La scène a profondément marqué un auditeur de France Bleu. Sur une route du Cap Corse (Haute-Corse), un sanglier a été retrouvé pendu à un collet, en bordure de voie. Un cas qui suscite l’émotion, mais qui pose surtout une question de fond : celle du respect des règles et de l’éthique en matière de piégeage.
Une découverte choquante en bord de route
Selon le témoignage relayé à l’antenne, l’animal aurait été pris dans un collet fixé à une clôture, en bord de route. Une situation qui interpelle immédiatement. Au-delà du malaise provoqué par cette scène, c’est surtout le contexte qui pose problème. La pose d’un tel dispositif à proximité d’un axe ouvert au public représente un risque évident, notamment pour les chiens en promenade ou de chasse, mais aussi pour toute personne susceptible de s’en approcher.
Un acte qui relève du braconnage pur et simple
Sur ce type de cas, il n’y a pas d’ambiguïté. Un collet posé en bord de route, sans encadrement, ne relève pas de la chasse ni du piégeage réglementé, mais bien du braconnage. La réglementation est pourtant claire. Le piégeage ne s’improvise pas. Il nécessite un agrément délivré après formation auprès d’une fédération départementale des chasseurs (FDC), un numéro officiel attribué par les services de l’État, et l’utilisation de dispositifs homologués, déclarés et identifiables. Dans ces conditions, l’installation sauvage d’un collet constitue une infraction caractérisée.
Des règles strictes pour une pratique encadrée
Le piégeage légal repose sur un cadre précis. Chaque piège doit être autorisé, identifié et contrôlé. Les lieux de pose sont également soumis à des règles strictes, notamment en matière de distance avec les routes et les chemins ouverts au public. Dans le cas du sanglier, les choses sont encore plus encadrées. Même dans les territoires où l’espèce peut faire l’objet de mesures spécifiques, le recours au collet n’est pas la norme. Ce sont des dispositifs de capture en cage piège qui sont préconisés, sous autorisation préfectorale et sous supervision. Autre point essentiel : les dispositifs de type collet, lorsqu’ils sont autorisés dans certains cas particuliers, doivent répondre à des exigences techniques précises, notamment la présence d’un arrêtoir, et faire l’objet d’un contrôle régulier. Rien de tout cela ne semble correspondre à la situation observée en Cap Corse.

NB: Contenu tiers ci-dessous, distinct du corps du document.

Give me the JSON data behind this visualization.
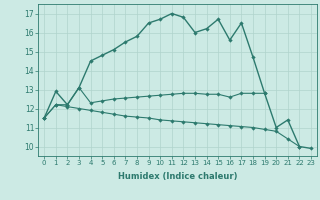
{
  "xlabel": "Humidex (Indice chaleur)",
  "background_color": "#cceae4",
  "grid_color": "#b0d4cc",
  "line_color": "#2d7a6e",
  "xlim": [
    -0.5,
    23.5
  ],
  "ylim": [
    9.5,
    17.5
  ],
  "xticks": [
    0,
    1,
    2,
    3,
    4,
    5,
    6,
    7,
    8,
    9,
    10,
    11,
    12,
    13,
    14,
    15,
    16,
    17,
    18,
    19,
    20,
    21,
    22,
    23
  ],
  "yticks": [
    10,
    11,
    12,
    13,
    14,
    15,
    16,
    17
  ],
  "series": [
    {
      "x": [
        0,
        1,
        2,
        3,
        4,
        5,
        6,
        7,
        8,
        9,
        10,
        11,
        12,
        13,
        14,
        15,
        16,
        17,
        18,
        19,
        20,
        21,
        22,
        23
      ],
      "y": [
        11.5,
        12.9,
        12.2,
        13.1,
        14.5,
        14.8,
        15.1,
        15.5,
        15.8,
        16.5,
        16.7,
        17.0,
        16.8,
        16.0,
        16.2,
        16.7,
        15.6,
        16.5,
        14.7,
        12.8,
        11.0,
        11.4,
        10.0,
        9.9
      ]
    },
    {
      "x": [
        0,
        1,
        2,
        3,
        4,
        5,
        6,
        7,
        8,
        9,
        10,
        11,
        12,
        13,
        14,
        15,
        16,
        17,
        18,
        19
      ],
      "y": [
        11.5,
        12.2,
        12.2,
        13.1,
        12.3,
        12.4,
        12.5,
        12.55,
        12.6,
        12.65,
        12.7,
        12.75,
        12.8,
        12.8,
        12.75,
        12.75,
        12.6,
        12.8,
        12.8,
        12.8
      ]
    },
    {
      "x": [
        0,
        1,
        2,
        3,
        4,
        5,
        6,
        7,
        8,
        9,
        10,
        11,
        12,
        13,
        14,
        15,
        16,
        17,
        18,
        19,
        20,
        21,
        22
      ],
      "y": [
        11.5,
        12.2,
        12.1,
        12.0,
        11.9,
        11.8,
        11.7,
        11.6,
        11.55,
        11.5,
        11.4,
        11.35,
        11.3,
        11.25,
        11.2,
        11.15,
        11.1,
        11.05,
        11.0,
        10.9,
        10.8,
        10.4,
        10.0
      ]
    }
  ]
}
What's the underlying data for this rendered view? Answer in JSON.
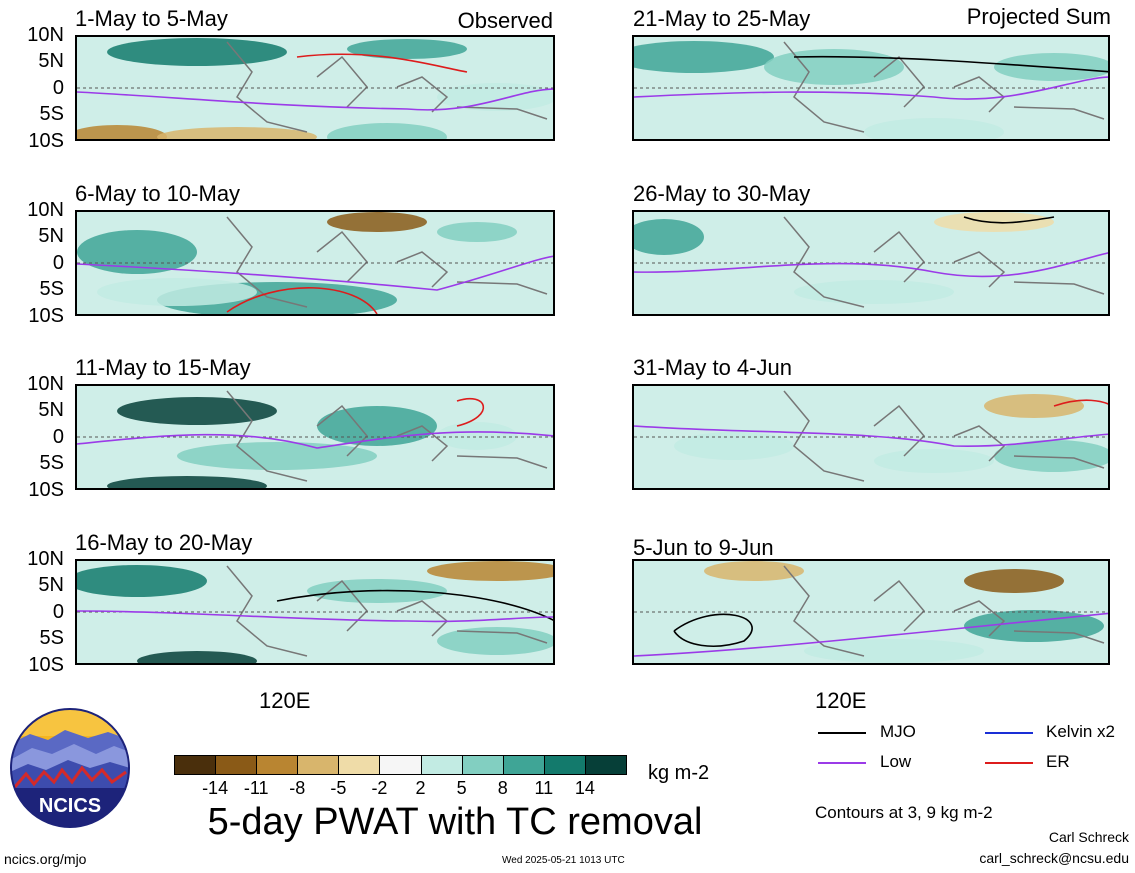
{
  "chart_data": {
    "type": "heatmap",
    "title": "5-day PWAT with TC removal",
    "units": "kg m-2",
    "y_ticks": [
      "10N",
      "5N",
      "0",
      "5S",
      "10S"
    ],
    "x_label": "120E",
    "column_labels": {
      "left": "Observed",
      "right": "Projected Sum"
    },
    "panels": [
      {
        "period": "1-May to 5-May",
        "column": "Observed"
      },
      {
        "period": "6-May to 10-May",
        "column": "Observed"
      },
      {
        "period": "11-May to 15-May",
        "column": "Observed"
      },
      {
        "period": "16-May to 20-May",
        "column": "Observed"
      },
      {
        "period": "21-May to 25-May",
        "column": "Projected Sum"
      },
      {
        "period": "26-May to 30-May",
        "column": "Projected Sum"
      },
      {
        "period": "31-May to 4-Jun",
        "column": "Projected Sum"
      },
      {
        "period": "5-Jun to 9-Jun",
        "column": "Projected Sum"
      }
    ],
    "colorbar": {
      "levels": [
        "-14",
        "-11",
        "-8",
        "-5",
        "-2",
        "2",
        "5",
        "8",
        "11",
        "14"
      ],
      "colors": [
        "#4a2f0c",
        "#8a5a17",
        "#b98531",
        "#d8b56c",
        "#efdca8",
        "#f6f6f6",
        "#c2ebe3",
        "#82cfc1",
        "#3fa596",
        "#137a6c",
        "#063f38"
      ]
    },
    "contour_note": "Contours at 3, 9 kg m-2",
    "legend": [
      {
        "label": "MJO",
        "color": "#000000"
      },
      {
        "label": "Kelvin x2",
        "color": "#1a2fd6"
      },
      {
        "label": "Low",
        "color": "#9b3be8"
      },
      {
        "label": "ER",
        "color": "#dd1c1c"
      }
    ]
  },
  "branding": {
    "logo_text": "NCICS",
    "url": "ncics.org/mjo",
    "timestamp": "Wed 2025-05-21 1013 UTC",
    "author": "Carl Schreck",
    "email": "carl_schreck@ncsu.edu"
  }
}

Un danger réel pour les chiens et les usagers
Au-delà de l’illégalité, c’est le danger pour la sécurité qui doit être rappelé. Un collet posé sans contrôle peut piéger n’importe quel animal. Un chien qui suit une piste, qui s’éloigne quelques instants, peut s’y retrouver pris avec des conséquences graves, voire mortelles. Ce risque concerne aussi bien les chiens de chasse que les animaux de compagnie. C’est précisément pour éviter ce type de situation que la réglementation impose des règles strictes et des contrôles réguliers.

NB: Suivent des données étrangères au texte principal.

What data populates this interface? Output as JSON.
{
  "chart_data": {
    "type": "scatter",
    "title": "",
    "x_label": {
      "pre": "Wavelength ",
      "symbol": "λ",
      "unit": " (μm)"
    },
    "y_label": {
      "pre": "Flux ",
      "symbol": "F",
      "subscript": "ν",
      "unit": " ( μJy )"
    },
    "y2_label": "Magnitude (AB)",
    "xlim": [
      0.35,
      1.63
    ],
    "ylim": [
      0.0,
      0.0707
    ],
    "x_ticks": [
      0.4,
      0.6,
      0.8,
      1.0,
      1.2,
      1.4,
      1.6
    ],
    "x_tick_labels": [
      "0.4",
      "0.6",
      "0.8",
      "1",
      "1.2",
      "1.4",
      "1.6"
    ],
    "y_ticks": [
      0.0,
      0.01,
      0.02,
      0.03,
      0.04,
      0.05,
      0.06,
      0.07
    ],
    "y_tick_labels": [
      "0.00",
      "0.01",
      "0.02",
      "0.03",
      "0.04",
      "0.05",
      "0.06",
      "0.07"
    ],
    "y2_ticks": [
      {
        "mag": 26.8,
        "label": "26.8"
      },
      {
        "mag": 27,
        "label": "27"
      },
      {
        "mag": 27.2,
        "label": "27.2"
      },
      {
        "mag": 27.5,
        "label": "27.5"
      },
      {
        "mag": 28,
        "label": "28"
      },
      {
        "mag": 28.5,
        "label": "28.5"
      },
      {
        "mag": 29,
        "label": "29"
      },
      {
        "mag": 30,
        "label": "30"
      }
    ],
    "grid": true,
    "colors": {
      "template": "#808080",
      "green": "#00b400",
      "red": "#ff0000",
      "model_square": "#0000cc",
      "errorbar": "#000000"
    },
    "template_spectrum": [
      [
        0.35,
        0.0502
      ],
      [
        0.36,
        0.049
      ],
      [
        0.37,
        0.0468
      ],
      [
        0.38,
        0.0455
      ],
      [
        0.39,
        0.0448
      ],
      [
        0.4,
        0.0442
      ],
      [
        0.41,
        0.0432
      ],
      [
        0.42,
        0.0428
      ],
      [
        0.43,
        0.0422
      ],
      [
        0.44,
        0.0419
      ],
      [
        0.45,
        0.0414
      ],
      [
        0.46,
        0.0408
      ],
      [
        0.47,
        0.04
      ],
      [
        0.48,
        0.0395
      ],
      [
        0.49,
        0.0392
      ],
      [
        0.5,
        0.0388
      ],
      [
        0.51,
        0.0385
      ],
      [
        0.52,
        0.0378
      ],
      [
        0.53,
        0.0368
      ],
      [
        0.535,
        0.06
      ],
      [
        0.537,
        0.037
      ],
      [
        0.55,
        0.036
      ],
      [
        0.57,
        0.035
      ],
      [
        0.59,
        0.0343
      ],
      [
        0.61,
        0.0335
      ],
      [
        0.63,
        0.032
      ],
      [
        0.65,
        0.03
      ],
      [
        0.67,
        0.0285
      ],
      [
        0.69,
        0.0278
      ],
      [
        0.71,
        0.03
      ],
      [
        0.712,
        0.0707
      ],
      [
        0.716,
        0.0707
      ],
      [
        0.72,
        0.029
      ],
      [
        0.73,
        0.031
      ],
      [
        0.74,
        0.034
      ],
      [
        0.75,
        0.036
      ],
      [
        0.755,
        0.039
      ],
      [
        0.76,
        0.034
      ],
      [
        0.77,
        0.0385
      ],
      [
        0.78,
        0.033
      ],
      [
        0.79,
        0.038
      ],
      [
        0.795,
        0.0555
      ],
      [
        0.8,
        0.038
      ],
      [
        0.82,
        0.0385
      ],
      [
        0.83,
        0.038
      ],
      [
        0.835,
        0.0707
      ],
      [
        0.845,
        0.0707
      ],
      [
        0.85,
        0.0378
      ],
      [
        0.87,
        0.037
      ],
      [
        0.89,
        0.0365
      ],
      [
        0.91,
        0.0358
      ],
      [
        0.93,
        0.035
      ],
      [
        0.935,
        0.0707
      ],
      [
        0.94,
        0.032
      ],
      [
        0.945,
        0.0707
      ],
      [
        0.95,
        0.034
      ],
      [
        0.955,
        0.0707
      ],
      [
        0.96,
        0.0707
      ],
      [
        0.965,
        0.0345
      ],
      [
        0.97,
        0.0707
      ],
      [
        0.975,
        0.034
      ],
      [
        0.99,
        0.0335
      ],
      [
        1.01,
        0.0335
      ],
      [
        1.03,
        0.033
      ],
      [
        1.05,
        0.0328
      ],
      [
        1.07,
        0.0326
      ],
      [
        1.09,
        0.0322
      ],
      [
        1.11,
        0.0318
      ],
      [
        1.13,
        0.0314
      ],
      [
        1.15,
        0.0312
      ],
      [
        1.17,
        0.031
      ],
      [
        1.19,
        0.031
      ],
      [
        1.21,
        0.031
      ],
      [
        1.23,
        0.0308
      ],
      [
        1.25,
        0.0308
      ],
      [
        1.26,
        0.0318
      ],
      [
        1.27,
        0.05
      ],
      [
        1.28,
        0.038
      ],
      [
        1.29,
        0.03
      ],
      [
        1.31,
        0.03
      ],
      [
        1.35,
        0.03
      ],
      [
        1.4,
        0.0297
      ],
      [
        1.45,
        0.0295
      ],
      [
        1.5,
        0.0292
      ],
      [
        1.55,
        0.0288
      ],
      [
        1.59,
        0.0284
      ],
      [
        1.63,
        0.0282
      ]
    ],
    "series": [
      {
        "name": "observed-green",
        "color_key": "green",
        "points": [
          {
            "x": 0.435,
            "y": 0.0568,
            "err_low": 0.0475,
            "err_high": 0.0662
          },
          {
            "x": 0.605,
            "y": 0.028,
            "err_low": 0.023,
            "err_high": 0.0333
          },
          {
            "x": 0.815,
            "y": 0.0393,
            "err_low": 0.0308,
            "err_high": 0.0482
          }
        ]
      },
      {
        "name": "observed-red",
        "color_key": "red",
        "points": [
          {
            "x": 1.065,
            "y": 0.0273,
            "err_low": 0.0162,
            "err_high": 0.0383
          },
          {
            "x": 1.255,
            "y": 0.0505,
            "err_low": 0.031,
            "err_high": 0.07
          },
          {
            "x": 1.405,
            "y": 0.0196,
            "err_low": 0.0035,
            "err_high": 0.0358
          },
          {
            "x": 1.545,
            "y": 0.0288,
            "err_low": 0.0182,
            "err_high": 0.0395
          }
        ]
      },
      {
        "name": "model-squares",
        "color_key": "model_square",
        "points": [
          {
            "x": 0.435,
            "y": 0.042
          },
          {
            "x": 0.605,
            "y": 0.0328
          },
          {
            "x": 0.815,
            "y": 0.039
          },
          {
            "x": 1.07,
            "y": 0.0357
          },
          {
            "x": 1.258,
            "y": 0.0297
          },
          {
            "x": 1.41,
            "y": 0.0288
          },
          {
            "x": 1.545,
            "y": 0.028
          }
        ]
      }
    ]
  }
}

Les chasseurs en première ligne contre ces dérives
Ce type de pratique porte atteinte à l’image de l’ensemble du monde cynégétique. À juste titre, les structures encadrantes rappellent que le piégeage est une activité technique, réglementée et utile lorsqu’elle est pratiquée dans les règles. Mais elle ne tolère aucun écart. Les chasseurs et piégeurs agréés sont les premiers concernés par ces dérives, qu’ils condamnent fermement. Car c’est une question éthique et de sécurité, nous ne le répèterons jamais assez.
Rappel des principes essentiels
Un cadre légal existe, il est précis, et il doit être respecté. Formation, agrément, dispositifs homologués, distances de sécurité, contrôles réguliers : rien n’est laissé au hasard. S’en affranchir, c’est basculer immédiatement dans l’illégalité. Dans cette affaire, comme dans d’autres, une chose est certaine : ce type de pratique n’a rien à voir avec le piégeage ni avec la chasse. Elle relève du braconnage, et doit être traitée comme telle.